The photo of the sign was taken and tweeted by a nurse, Dennis Kosuth, a counterprotester on the scene to demonstrate for continued safety measures to protect the public from COVID-19, The Hill reported.
Hundreds of protesters in Illinois, most not following social distancing guidelines, called for loosening of restrictions amid the coronavirus pandemic. Illinois reported the largest one-day spike in coronavirus cases on Friday. The state has reported more than 56,000 cases and 2,457 deaths.

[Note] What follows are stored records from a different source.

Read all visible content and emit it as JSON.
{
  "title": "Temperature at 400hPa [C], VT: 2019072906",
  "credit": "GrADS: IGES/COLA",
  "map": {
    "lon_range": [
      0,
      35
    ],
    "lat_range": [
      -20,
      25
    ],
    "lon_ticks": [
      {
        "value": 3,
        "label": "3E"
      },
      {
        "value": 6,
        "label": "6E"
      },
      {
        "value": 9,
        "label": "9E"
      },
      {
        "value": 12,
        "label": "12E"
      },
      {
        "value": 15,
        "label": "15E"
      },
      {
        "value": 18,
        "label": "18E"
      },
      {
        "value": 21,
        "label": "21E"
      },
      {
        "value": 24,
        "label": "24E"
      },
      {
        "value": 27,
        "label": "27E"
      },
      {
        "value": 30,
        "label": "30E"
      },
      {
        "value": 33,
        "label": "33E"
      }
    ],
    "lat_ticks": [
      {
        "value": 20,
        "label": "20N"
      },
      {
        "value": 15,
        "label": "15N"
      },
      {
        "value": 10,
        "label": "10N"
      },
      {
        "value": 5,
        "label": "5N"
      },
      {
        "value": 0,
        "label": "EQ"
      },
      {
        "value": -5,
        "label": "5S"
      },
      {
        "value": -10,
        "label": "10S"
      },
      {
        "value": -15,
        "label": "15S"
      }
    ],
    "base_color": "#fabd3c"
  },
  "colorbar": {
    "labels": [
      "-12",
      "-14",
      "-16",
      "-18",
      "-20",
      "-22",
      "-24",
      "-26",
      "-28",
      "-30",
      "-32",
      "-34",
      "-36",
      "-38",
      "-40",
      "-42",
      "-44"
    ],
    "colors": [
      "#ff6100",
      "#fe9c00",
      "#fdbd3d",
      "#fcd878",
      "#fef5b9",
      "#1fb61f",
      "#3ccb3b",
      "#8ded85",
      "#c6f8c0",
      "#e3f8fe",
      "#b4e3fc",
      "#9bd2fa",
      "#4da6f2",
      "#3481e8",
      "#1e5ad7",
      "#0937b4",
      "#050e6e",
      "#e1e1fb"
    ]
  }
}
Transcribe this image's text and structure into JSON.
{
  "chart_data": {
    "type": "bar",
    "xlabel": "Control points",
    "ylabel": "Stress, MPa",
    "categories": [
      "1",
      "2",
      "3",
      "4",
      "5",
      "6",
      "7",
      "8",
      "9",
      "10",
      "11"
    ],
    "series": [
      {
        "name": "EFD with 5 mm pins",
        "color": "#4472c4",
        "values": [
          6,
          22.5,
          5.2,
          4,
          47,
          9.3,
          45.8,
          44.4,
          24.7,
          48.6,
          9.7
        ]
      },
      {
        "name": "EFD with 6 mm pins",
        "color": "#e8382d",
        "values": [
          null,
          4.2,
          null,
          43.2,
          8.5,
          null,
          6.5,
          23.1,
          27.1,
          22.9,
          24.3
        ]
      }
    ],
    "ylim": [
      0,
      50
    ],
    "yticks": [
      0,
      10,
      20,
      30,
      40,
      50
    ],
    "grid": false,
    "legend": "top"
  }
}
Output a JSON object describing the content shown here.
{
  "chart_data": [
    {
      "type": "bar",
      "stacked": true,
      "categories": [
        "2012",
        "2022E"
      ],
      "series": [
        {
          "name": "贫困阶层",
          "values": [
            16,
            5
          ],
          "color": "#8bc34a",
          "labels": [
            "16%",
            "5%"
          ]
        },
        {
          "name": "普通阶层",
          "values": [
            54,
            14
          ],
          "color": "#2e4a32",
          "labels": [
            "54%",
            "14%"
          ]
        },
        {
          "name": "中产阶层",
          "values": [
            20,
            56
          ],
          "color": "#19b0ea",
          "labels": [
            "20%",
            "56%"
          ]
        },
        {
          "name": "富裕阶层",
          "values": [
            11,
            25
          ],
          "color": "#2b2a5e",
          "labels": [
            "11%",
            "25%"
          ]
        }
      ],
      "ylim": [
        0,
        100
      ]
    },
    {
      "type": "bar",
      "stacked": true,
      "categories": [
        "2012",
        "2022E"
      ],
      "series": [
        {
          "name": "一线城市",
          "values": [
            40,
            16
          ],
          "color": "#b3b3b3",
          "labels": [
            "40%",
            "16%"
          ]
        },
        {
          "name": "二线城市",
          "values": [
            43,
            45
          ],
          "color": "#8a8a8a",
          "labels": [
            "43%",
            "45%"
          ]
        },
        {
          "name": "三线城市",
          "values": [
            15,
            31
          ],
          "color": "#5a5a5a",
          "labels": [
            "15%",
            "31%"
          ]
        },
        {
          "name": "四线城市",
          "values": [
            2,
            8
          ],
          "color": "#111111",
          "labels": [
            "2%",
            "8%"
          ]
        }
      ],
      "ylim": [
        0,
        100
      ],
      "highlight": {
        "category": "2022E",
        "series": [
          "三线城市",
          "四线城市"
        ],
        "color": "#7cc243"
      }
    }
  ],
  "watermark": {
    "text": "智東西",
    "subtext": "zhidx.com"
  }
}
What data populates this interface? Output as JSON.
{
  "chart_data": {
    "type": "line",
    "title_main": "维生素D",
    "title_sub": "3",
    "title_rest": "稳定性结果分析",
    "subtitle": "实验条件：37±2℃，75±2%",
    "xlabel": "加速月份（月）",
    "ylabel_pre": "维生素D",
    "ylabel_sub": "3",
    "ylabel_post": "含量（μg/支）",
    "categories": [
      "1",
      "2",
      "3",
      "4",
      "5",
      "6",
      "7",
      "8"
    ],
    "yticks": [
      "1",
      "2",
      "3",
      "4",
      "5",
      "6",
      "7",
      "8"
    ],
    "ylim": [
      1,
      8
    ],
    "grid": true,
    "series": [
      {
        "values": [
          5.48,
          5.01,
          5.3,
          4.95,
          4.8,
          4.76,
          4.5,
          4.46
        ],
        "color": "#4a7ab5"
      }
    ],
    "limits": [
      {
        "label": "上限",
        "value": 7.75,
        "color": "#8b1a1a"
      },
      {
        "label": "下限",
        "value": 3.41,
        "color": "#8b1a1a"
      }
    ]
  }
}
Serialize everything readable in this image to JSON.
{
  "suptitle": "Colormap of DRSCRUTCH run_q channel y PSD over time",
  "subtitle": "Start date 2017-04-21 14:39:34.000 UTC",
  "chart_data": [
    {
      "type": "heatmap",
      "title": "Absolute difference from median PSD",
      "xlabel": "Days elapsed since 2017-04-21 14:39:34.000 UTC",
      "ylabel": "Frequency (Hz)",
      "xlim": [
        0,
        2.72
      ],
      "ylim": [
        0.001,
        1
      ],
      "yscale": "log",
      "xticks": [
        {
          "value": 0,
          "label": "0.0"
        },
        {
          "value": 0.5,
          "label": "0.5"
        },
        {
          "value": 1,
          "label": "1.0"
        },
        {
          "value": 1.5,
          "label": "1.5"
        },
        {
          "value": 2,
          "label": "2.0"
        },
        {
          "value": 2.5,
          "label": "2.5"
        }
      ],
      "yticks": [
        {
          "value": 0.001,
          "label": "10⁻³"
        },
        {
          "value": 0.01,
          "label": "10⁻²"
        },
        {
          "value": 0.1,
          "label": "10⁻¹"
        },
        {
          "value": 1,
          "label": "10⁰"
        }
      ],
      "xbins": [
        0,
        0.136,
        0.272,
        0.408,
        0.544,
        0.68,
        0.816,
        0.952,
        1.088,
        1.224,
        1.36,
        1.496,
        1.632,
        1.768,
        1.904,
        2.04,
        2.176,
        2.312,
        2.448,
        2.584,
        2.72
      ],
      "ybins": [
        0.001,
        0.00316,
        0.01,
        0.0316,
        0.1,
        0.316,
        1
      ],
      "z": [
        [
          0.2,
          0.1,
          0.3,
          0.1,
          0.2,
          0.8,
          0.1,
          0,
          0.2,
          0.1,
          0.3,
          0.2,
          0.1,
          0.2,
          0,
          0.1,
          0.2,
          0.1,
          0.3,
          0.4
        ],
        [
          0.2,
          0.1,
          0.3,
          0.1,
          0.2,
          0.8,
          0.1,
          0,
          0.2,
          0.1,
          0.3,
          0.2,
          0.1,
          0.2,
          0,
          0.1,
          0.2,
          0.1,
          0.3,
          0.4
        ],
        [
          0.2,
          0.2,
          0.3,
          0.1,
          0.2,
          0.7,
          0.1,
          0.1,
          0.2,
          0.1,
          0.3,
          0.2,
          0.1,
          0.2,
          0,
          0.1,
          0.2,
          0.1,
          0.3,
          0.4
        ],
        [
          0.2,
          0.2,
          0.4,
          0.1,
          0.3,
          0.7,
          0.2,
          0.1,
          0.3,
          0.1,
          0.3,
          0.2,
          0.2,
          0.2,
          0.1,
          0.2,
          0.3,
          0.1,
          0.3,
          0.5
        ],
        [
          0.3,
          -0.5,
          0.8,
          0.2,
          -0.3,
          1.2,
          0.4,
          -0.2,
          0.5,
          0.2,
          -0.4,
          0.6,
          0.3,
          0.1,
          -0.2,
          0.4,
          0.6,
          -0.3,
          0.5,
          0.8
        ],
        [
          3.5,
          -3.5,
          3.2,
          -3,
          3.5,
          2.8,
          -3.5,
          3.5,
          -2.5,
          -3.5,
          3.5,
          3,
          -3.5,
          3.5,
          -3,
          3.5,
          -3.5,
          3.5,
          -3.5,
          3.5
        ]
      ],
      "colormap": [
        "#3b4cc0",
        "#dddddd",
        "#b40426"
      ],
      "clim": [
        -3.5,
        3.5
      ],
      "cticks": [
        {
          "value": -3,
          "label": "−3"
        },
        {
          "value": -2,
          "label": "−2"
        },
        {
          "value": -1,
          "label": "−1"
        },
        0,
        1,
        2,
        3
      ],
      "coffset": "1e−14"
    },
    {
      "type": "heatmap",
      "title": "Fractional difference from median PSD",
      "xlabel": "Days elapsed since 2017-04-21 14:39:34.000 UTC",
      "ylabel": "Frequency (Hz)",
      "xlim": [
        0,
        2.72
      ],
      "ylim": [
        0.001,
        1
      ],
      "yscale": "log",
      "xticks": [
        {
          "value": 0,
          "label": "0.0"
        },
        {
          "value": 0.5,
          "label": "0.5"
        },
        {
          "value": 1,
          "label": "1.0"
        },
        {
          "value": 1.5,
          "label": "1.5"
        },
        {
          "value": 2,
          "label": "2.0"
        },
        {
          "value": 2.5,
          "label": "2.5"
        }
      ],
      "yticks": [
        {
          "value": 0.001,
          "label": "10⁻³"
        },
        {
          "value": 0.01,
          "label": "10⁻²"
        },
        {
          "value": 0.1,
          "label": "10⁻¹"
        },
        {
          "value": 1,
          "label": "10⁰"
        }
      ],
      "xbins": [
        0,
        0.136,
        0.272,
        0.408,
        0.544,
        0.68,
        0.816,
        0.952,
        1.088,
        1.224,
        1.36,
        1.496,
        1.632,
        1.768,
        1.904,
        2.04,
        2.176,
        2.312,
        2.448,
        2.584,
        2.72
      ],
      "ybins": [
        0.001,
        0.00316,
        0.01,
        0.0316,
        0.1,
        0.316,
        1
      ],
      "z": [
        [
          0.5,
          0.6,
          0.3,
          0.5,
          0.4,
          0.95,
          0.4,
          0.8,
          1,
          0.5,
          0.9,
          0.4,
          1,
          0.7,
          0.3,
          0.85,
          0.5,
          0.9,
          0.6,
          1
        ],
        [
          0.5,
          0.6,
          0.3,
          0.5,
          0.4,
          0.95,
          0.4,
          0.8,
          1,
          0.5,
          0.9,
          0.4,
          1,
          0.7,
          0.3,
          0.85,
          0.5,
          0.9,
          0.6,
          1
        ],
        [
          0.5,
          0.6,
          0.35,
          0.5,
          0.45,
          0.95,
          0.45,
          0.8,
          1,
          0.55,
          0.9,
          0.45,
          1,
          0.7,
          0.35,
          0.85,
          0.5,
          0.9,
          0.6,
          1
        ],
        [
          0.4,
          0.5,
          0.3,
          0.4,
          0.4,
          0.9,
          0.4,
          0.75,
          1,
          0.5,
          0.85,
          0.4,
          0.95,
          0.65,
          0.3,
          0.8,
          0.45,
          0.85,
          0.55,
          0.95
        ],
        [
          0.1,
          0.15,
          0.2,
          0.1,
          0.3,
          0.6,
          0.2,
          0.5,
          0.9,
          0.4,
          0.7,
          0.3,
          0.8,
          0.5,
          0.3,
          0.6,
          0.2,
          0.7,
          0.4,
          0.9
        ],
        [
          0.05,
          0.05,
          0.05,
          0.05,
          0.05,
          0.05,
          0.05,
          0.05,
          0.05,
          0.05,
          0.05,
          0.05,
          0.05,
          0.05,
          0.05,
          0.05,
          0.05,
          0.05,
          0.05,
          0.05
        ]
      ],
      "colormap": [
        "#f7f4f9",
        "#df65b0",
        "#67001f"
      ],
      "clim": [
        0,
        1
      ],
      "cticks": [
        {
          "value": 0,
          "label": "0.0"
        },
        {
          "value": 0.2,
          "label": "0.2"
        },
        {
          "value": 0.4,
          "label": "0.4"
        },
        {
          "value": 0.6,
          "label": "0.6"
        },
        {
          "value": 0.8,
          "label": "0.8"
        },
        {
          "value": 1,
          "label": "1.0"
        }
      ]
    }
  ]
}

Pritzker’s chief of staff Anna Caprara said protesters armed with such signs have no standing calling for liberty. She also criticized other signs portraying Pritzker as Hitler, particularly since his family fled to Chicago to escape pogroms, another chapter in violent anti-semitism. “You can protest a policy you don’t like without being ragingly bigoted,” she noted.
David Harris, CEO of the American Jewish Committee, called use of the phrase “Shocking. Shameful. Sickening.” He characterized the phrase as a “savage Nazi hoax for slave labor & gas chambers.”
Former U.S. ambassador to Israel and Illinois native Daniel Shapiro called the sign “disgusting.”
An earlier sign appearing to feature the same slogan at a similar protest in Pittsburg nearly two weeks ago was inaccurately altered in a photograph, according to a fact check by the Associated Press. The Illinois sign was authenticated by the photographer and a witness, who saw the protester with the sign and argued with her, she told The Hill.